Para a professora, a marca da atuação de Aras durante a crise é a omissão. “Talvez o principal fator de destaque seja sua inação.”
“Quando provocado a estabelecer limites no que se refere à incitação à quebra de quarentena, o PGR amenizou a situação dizendo que as falas do presidente, inclusive a campanha publicitária ‘O Brasil não pode parar’, são questões de liberdade de expressão”, avalia.
Eloísa Machado afirma que a atuação de Aras vai na contramão até das decisões do STF. “Além de ser uma interpretação absolutamente torta dos deveres presidenciais e constitucionais, também viola decisão explícita do ministro Luís Roberto Barroso”, ressalta.
Ao decidir sobre a campanha, Barroso “disse que não há direito à opinião do presidente nesse ponto porque não há sequer vias alternativas com respaldo científico”, afirma ela.
A professora sustenta que a PGR poderia estar atuando, inclusive, em relação às afirmações do chefe do Executivo. Segundo ela, há medidas legais que alcançam os atos não oficiais.
“Não é possível ignorar uma série de comandos nas redes sociais, que representam para grande parte da população um encorajamento de seguir uma medida, ainda mais vindo da autoridade máxima do país. Mesmo que não estejamos falando de atos concretos, eles têm efeitos concretos na população, e o direito é capaz de lidar com isso. A figura da incitação está aí justamente para isso.”

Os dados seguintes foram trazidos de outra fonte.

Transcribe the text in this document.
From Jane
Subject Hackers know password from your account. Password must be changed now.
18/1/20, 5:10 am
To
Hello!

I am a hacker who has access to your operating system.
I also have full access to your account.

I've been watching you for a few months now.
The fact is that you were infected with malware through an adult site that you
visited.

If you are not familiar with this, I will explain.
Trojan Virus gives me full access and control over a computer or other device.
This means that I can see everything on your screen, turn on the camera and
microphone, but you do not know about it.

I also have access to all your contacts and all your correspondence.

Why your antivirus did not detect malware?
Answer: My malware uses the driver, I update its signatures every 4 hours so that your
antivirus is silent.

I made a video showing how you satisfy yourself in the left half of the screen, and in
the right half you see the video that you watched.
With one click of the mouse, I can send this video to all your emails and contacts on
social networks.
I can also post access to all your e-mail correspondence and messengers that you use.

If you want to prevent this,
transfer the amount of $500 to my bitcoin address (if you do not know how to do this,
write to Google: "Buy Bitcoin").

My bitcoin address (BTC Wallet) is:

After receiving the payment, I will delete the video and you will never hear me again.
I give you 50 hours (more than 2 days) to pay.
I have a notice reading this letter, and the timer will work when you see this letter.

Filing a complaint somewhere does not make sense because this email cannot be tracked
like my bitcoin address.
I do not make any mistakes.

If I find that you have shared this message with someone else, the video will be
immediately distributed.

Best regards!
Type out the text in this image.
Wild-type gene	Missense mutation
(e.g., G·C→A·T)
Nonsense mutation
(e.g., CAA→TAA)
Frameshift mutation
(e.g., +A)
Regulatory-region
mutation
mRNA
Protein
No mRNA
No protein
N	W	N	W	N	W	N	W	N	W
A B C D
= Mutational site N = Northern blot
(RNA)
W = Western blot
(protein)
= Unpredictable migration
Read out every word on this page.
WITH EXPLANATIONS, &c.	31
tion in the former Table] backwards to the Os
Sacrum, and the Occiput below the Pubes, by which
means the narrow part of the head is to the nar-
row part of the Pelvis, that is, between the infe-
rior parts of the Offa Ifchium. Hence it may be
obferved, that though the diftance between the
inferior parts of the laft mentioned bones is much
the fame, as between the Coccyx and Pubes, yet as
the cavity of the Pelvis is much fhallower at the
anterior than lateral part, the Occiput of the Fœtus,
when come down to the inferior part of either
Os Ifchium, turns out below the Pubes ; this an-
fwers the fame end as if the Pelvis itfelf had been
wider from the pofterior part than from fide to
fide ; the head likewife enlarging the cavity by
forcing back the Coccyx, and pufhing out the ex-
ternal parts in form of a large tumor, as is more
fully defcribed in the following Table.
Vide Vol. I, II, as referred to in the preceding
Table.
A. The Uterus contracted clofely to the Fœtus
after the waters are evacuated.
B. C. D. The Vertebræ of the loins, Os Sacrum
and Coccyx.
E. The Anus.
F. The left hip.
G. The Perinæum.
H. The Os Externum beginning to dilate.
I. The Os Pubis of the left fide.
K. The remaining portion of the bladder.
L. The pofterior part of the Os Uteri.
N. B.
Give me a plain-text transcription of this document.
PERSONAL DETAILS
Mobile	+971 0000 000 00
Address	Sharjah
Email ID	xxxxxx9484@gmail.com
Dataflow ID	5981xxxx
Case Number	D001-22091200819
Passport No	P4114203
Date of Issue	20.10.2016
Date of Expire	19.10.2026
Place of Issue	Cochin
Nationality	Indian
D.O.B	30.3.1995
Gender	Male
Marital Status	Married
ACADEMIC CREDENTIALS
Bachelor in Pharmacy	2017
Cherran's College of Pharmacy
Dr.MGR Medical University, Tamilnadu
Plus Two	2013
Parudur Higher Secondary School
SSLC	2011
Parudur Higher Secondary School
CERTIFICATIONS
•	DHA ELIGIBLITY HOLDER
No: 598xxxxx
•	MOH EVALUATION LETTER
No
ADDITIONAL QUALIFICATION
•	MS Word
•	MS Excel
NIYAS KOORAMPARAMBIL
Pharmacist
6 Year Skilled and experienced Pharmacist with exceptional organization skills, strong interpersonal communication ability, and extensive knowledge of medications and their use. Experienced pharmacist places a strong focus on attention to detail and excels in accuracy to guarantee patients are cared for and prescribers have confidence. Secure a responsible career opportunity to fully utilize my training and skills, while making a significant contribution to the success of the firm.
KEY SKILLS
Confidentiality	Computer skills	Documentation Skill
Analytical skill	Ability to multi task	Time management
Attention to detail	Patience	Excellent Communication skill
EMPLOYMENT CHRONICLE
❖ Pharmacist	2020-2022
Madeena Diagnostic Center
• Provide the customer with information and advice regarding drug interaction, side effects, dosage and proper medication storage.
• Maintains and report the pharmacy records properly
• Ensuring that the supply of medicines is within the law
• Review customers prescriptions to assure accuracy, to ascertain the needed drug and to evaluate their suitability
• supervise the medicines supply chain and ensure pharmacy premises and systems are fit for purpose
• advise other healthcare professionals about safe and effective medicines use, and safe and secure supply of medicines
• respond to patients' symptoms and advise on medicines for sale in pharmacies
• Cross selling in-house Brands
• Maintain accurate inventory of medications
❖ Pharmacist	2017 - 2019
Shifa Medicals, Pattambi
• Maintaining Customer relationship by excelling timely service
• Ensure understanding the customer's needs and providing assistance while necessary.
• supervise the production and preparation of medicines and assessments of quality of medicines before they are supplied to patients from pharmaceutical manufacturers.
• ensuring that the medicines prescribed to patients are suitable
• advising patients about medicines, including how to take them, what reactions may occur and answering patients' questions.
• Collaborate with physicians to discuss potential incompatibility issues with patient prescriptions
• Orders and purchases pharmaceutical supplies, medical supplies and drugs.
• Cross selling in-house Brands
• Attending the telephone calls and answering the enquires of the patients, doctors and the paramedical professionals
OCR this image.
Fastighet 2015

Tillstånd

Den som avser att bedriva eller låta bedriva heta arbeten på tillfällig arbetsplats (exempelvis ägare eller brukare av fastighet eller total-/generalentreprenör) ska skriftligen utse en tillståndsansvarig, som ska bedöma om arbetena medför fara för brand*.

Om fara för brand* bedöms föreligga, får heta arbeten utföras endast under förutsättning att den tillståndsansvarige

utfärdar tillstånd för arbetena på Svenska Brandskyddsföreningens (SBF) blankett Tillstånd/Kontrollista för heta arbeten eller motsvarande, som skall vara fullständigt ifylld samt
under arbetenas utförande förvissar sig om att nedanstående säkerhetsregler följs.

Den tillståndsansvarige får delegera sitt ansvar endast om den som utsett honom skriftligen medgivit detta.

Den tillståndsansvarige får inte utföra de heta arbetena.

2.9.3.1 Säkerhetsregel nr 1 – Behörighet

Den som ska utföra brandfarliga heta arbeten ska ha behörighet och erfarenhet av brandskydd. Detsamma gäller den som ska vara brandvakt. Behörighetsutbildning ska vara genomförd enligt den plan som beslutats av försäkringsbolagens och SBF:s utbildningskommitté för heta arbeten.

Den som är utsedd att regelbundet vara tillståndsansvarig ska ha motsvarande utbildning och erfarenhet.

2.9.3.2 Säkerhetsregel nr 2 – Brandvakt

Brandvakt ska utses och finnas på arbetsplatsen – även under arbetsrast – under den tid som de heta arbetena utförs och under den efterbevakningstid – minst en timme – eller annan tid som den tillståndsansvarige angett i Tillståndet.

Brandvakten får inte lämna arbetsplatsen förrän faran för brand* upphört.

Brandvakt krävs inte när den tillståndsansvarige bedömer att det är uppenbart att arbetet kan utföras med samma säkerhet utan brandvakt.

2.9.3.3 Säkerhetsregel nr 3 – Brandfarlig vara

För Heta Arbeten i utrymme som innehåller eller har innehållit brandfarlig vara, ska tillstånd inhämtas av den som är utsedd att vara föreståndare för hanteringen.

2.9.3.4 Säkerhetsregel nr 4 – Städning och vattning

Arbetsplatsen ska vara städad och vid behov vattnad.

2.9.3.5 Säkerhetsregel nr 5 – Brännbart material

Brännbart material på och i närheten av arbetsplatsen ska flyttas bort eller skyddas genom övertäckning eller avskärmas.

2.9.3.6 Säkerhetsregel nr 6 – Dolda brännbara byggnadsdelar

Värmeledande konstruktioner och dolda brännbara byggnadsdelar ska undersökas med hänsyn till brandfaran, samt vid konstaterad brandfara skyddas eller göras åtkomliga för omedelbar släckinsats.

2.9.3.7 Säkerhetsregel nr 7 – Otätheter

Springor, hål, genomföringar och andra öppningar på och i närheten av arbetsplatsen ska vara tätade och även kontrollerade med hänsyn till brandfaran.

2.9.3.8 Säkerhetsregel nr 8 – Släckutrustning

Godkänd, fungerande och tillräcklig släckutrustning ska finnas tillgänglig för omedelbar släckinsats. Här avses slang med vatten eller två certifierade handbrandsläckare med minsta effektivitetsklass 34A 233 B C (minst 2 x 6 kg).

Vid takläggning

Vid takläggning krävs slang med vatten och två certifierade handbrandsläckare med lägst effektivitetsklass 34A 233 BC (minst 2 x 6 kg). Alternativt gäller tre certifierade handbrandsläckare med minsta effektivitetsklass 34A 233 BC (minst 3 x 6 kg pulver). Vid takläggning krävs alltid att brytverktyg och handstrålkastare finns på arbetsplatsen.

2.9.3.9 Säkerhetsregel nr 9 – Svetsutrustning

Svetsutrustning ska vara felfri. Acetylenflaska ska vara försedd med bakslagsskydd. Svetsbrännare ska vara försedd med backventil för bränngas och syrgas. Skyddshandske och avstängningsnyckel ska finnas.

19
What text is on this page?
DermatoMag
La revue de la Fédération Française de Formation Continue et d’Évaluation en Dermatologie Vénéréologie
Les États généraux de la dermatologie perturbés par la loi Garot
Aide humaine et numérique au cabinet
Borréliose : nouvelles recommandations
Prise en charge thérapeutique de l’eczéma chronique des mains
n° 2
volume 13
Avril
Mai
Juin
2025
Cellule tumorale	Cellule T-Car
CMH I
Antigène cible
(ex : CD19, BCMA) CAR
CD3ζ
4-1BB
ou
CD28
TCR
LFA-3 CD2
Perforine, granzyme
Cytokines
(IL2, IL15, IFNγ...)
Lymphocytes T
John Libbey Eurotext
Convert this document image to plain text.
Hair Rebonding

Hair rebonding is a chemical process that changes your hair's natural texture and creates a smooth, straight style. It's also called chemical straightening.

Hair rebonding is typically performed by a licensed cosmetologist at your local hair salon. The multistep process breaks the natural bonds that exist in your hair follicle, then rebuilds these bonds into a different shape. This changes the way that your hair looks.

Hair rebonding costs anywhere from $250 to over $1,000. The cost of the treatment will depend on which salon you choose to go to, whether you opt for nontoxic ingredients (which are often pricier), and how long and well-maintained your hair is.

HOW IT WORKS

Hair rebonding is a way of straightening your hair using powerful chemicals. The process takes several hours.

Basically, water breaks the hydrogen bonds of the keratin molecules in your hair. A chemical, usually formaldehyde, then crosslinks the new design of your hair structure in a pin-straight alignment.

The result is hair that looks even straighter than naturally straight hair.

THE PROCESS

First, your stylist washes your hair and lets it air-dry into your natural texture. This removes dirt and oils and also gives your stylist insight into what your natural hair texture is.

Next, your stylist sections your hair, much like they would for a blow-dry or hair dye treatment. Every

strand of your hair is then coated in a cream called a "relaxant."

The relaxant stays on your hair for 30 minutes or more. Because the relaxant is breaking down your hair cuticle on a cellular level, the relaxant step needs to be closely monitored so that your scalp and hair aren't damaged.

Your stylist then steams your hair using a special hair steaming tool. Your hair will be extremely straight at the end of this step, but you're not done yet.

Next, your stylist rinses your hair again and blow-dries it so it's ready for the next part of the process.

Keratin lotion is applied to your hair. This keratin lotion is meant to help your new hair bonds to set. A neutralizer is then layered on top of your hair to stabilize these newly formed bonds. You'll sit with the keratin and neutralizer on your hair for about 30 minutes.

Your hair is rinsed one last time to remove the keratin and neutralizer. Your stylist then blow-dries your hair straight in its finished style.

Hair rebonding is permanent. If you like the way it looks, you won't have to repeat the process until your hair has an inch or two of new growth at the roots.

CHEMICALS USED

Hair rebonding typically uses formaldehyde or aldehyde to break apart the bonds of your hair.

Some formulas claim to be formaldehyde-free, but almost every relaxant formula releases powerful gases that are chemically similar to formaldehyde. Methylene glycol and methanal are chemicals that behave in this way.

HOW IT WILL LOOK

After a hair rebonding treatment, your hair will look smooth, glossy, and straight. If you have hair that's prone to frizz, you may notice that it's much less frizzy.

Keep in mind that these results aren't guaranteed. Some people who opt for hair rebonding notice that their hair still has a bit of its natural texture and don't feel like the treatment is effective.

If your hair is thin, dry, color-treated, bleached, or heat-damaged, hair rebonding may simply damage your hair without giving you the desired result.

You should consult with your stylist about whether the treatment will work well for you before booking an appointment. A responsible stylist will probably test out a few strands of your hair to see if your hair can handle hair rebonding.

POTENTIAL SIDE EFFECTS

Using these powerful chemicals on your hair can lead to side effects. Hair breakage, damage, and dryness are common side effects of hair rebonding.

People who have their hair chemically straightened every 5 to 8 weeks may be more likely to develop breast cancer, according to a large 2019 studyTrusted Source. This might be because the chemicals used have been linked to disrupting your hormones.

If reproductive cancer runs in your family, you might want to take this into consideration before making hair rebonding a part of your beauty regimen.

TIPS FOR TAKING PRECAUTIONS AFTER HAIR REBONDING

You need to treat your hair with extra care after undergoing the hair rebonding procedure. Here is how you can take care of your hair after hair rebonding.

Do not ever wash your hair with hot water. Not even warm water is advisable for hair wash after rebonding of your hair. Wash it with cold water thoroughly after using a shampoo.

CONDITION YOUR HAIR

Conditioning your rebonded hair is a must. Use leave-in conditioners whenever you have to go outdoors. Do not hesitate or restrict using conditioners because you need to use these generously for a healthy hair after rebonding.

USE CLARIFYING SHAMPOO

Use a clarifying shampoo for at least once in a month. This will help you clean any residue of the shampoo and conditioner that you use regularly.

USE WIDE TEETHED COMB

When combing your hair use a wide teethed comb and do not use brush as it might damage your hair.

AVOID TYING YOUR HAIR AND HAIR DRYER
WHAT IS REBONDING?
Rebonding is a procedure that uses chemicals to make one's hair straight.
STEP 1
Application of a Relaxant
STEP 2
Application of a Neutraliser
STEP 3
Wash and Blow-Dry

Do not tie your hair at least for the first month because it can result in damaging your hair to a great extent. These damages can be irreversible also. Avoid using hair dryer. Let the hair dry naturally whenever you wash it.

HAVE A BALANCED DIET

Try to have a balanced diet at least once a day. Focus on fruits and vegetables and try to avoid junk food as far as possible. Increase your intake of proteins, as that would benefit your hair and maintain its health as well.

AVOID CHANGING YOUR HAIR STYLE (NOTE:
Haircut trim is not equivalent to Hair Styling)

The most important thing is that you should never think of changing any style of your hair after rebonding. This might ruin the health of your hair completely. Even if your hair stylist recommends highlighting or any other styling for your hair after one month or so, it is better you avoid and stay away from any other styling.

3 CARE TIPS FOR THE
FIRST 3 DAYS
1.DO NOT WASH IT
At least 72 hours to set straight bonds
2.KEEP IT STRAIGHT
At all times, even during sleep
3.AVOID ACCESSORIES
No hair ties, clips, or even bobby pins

Questionado sobre as críticas, o procurador-geral disse à Folha que a PGR “tem buscado resultados em iniciativas concretas para enfrentar a pandemia e ajudar a salvar vidas, sem participar de disputas político-partidárias e sem buscar protagonismo político no meio de uma pandemia”.
“A PGR não é casa de solução política, mas de legalidade e de análises técnicas e jurídicas fundamentadas na Constituição e nas leis. Para afastar um presidente é preciso ir ao Congresso”, afirmou.
Aras argumentou ser necessário separar as figuras do Estado e do governo. “O Estado brasileiro está funcionando com profissionais de diversas áreas, atuando dia e noite no enfrentamento da Covid-19. O governo, representado pelo presidente, assim como parlamentares, tem liberdade de expressão e goza de certas imunidades.”
Segundo Aras, eventuais atos administrativos que contrariem as orientações técnicas, contudo, podem ser passíveis de análise judicial.
O chefe do MPF afirmou que a obtenção de recursos é a prioridade durante a pandemia. E que tomou providências diante da “escassez de recursos para aquisição de EPIs [equipamentos de proteção individual], insumos e equipamentos de toda a natureza para combate à Covid-19”.
“Fiz recomendação para que todos os membros procurassem localizar, arrecadar e dirigir a remessa desses valores aos órgãos de saúde pública”, informou o PGR.
Ele ressaltou que “há bilhões [de reais] à disposição do Poder Judiciário, do Ministério Público, resultantes de multas, acordos de leniência, colaborações premiadas, em todos os ramos do MP brasileiro”.